Alman mahkemesinin ret gerekçesi, Birkenstock sandaletlerinin tarihsel olarak ortopedik işleve odaklanması ve estetik değerlerinin işlevsellikten kaynaklanmasıdır. Şirketin ürün tarihi incelendiğinde, 20. yüzyılın başlarında podiyatristler aracılığıyla satılan tabanlıklar üretmesi ve esnek mantar tabanlı sandaletlerini ilk olarak fitness ayakkabısı olarak piyasaya sürmesi, tasarımın sanatsal kaygılardan ziyade fizyoloji ve işlevselliğe odaklandığını göstermektedir.

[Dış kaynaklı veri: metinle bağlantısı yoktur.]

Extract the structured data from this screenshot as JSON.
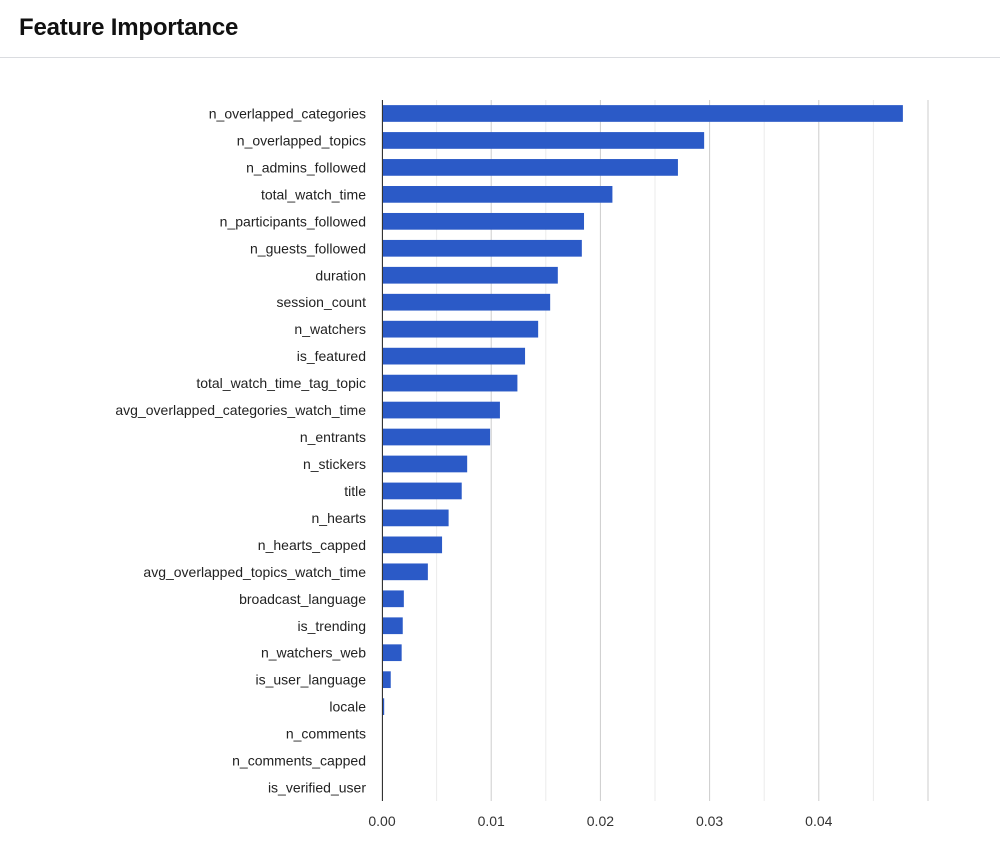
{
  "header": {
    "title": "Feature Importance"
  },
  "chart_data": {
    "type": "bar",
    "orientation": "horizontal",
    "title": "Feature Importance",
    "xlabel": "",
    "ylabel": "",
    "xlim": [
      0,
      0.05
    ],
    "x_ticks": [
      0,
      0.01,
      0.02,
      0.03,
      0.04
    ],
    "x_tick_labels": [
      "0.00",
      "0.01",
      "0.02",
      "0.03",
      "0.04"
    ],
    "grid": true,
    "legend": "none",
    "bar_color": "#2b5ac7",
    "categories": [
      "n_overlapped_categories",
      "n_overlapped_topics",
      "n_admins_followed",
      "total_watch_time",
      "n_participants_followed",
      "n_guests_followed",
      "duration",
      "session_count",
      "n_watchers",
      "is_featured",
      "total_watch_time_tag_topic",
      "avg_overlapped_categories_watch_time",
      "n_entrants",
      "n_stickers",
      "title",
      "n_hearts",
      "n_hearts_capped",
      "avg_overlapped_topics_watch_time",
      "broadcast_language",
      "is_trending",
      "n_watchers_web",
      "is_user_language",
      "locale",
      "n_comments",
      "n_comments_capped",
      "is_verified_user"
    ],
    "values": [
      0.0477,
      0.0295,
      0.0271,
      0.0211,
      0.0185,
      0.0183,
      0.0161,
      0.0154,
      0.0143,
      0.0131,
      0.0124,
      0.0108,
      0.0099,
      0.0078,
      0.0073,
      0.0061,
      0.0055,
      0.0042,
      0.002,
      0.0019,
      0.0018,
      0.0008,
      0.0002,
      0.0,
      0.0,
      0.0
    ]
  }
}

Alman hukuku, tıpkı ABD telif hakkı yasası gibi, tasarımların işlevsel yönlerini telif hakkı korumasının dışında tutmaktadır. Tasarımın kullanım amacından kaynaklanan estetik etkiler dahi telif hakkı korumasından yararlanamaz. Endüstriyel süslemeler için tercih edilen koruma biçimi, Almanya’da “tasarım hakları” olarak adlandırılan tasarım patentleridir.
Hermes Kararı: Estetiğin Zaferi
Birkenstock kararının aksine, 7 Şubat 2025 tarihinde Paris Yüksek Mahkemesi (Tribunal Judiciaire de Paris), Hermes’in ikonik Kelly ve Birkin çantalarının telif hakkı ile korunduğuna ve BLAO & CO şirketinin “Paisley Jane” modelinin ve bu çantaya ait NFT’nin Hermes’in telif haklarını ve marka haklarını ihlal ettiğine hükmetmiştir.
Fransız mahkemesi, çantaların “orijinallik” kriterini karşıladığını, zira tasarımlarının yazarın özgür ve yaratıcı tercihlerinden kaynaklandığını, teknik kısıtlamalarla belirlenmediğini tespit etmiştir. Mahkeme, çantaların çeşitli estetik özellikleri – belirli şekillerin, süslemelerin ve kilit mekanizmalarının seçimi – yazarın kişisel dokunuşunu göstererek benzersiz bir görünüm sağladığını vurgulamıştır.
Davalı şirket, Kelly çantasının orijinal olmadığını, çünkü söz konusu “keyfi” özellik kombinasyonlarının ya çantalarda bulunan yaygın özellikler olduğunu ya da teknik hususlar tarafından dayatıldığını iddia etmiştir. Birkin içinse, genel görsel izleniminin orijinal olmadığı iddia edilen Kelly’ninkine çok benzediğini ileri sürmüştür. Ancak mahkeme, davalının çantaların yaratılışının teknik hususlar tarafından belirlendiğini veya özelliklerinin çantalar için sıradan olduğunu ikna edici bir şekilde gösteremediğini belirtmiştir.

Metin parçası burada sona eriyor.